For a while, during our adolescence in the nineties, it felt like hip-hop could answer all of life’s questions for us. While it evolved spontaneously, it was nurtured by healthy doses of street corner intellect and convergent esoterica to such an extent that relating to hip-hop has often felt like relating to an all-knowing, all-powerful being.“You are dealing with heaven, while you are walking through hell. When I say heaven, I don’t mean up in the clouds, because heaven is no higher than your head and hell is no lower than your feet.”–Rakim, as told to journalist Harry Allen.
I had these thoughts dancing in my mind when I visited an old acquaintance in a Craighall complex the other day. I remembered once, almost ten years ago, riding wild in the streets of Joburg trying to decipher his copy of Ghostface Killah’s woozy classic Supreme Clientele. Ghostface, a proclaimed adherent of the Five Percent Nation’s beliefs (they believe that Allah is the physical black man – Arm, Leg, Leg, Arm, Head), took language to extreme heights by melding the “supreme alphabet” (a coded language based on ascribing meaning to each letter of the alphabet) to his already heady, psychedelic street poems. That album pretty much cemented his place as one of the culture’s premier lyricists, even though much of his subject matter tread worn ground.
Today, Mfundisi Dlungu is a self-employed architect. When we do reminisce about hip-hop’s importance, it is with the distance and objectivity of hindsight, and arguments about who is the “freshest” are underscored by an existential urgency.

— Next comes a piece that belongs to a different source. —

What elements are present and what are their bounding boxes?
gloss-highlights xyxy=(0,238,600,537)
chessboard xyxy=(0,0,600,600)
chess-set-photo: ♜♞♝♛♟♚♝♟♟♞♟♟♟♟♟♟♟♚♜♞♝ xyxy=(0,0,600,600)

Seated on opposite ends of a work desk in his lounge, Dlungu – an athletic figure in a pale yellow shirt, cream jeans and white cross-trainers – cues tracks on his iPad as we chew the fat on our favourite subject. “What made me check for it [hip-hop] was that they were saying that Islam was a religion for the black man, and not Christianity,” says Dlungu. Emerging from the kitchen, he places drinks on wooden coasters and continues. “But when I checked both of these religions, neither belonged to us. So how could we, as Africans, lay claim to something that is not ours?”
Dlungu, a “Christian by default” who never goes to church, adds that it was the mixed messages that led him to doubt hip-hop as a catalyst to spiritual awakening. “Even these cats who were representing that Five Percent thing, they were still about drinking 40 ounces [a measure of beer]. How are you gonna be a Muslim if you’re drinking and fucking whores?” he asks rhetorically. “There wasn’t consistency in what they were saying. In terms of spirituality, the only thing I found in hip-hop was “keeping it real”. Do you! That was the only thing more than the religious part of it because that was a mess…”
Today, the idea of keeping it real is something of a laughing stock in hip-hop. It is an antiquated concept based on keeping your subject matter congruous with your daily reality. Nevertheless, it did bestow on Dlungu a strong template for forming his own identity. Today, he still speaks in “golden era” hip-hop slang laced with expletives but without the requisite accent as he dissects the culture’s sinister materialism. “Who can relate to holding money and just throwing it out there, unless you are a stupid motherfucker,” he says in reference to a standard image in mainstream hip-hop videos. “Even if I was to make my money I still couldn’t relate to that. You can relate to Shaq saying ‘my biological didn’t bother’. It just inspired me to be an individual.”